The objectives of the IMF supported program are to protect financial stability, contain the budget deficit, and to initiate structural reforms that are crucial to the success of the authorities' medium-term reform program for 2007-2011. The EPCA would provide an appropriate support for the transitional challenges of moving from post-conflict situation to a program of fiscal adjustment starting in 2008. The IMF's support through EPCA is a key part of a concerted international effort to provide financial assistance to Lebanon.

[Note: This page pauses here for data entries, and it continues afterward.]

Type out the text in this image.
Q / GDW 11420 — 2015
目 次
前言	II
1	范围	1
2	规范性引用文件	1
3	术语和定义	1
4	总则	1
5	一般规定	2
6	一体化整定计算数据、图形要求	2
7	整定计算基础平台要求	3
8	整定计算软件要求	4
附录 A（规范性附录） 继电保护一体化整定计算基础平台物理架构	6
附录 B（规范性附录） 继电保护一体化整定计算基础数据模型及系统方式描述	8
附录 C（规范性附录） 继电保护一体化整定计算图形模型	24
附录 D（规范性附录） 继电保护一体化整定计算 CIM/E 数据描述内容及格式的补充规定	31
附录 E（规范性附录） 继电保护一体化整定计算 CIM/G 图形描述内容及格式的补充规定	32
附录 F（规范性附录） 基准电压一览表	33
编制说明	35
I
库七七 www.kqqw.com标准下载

Following the Executive Board's April 9 discussion on Lebanon, Mr. Murilo Portugal, Deputy Managing Director and Acting Chair, stated:
"The July 2006 conflict imposed a heavy human and economic toll on Lebanon, with severe damage to infrastructure, the displacement of people, and a slow down of economic activity. At the same time, the country's financial markets weathered the crisis well. Financial stability and confidence in the exchange rate peg were maintained owing to the central bank's skillful management, the banking system's strong liquidity position, and the timely deposits by Saudi Arabia and Kuwait in the central bank.
"2007 will be a difficult transition year. Prospects for an economic recovery in 2007 are weak owing to the ongoing political tensions. The authorities face a difficult post-conflict environment, as well as challenges stemming from a large debt overhang and financial vulnerabilities. Against this background, the authorities have developed an ambitious medium-term reform program that was supported by donors at the Paris III conference. The program aims at significantly reducing the debt-to-GDP ratio over the next five years. Support from donors in the form of grants and concessional lending will assist in achieving these objectives. Part of the amounts pledged at the Paris III conference will be available for debt reduction, and the rest for project financing.
"The authorities' program for 2007, which will be supported by the Fund's Emergency Post-Conflict Assistance, focuses on maintaining financial stability and containing the primary fiscal deficit while accommodating reconstruction and relief spending. Keeping the excise rates on gasoline products at the levels prevailing in March will be a key measure to achieve the deficit objective. The authorities' financing strategy for 2007 relies on the timely disbursement of donor support, which is also important in limiting the further build-up of government debt.
"In the course of 2007, the authorities plan to initiate important structural reforms that will support their medium-term reform and debt reduction objectives. These include actions to strengthen public financial management so as to better align spending with budget priorities; reforms in the social and energy sectors with a view to containing open-ended government transfers to the social security system and to the power utility; and introduction of a global income tax, which would lead to a more equitable sharing of the burden of fiscal adjustment.
"The authorities are committed to exchange rate stability. Given the domestic and regional political environment, Lebanon remains highly exposed to possible swings in confidence. Thus, maintaining a comfortable level of international reserves will remain a key program objective. The authorities consider that, if financial pressures re-emerge, the exchange rate peg can be protected by the international reserves buffer and interest rate increases, but they recognize that if pressures persist, a faster pace of fiscal adjustment may be needed," Mr. Portugal said.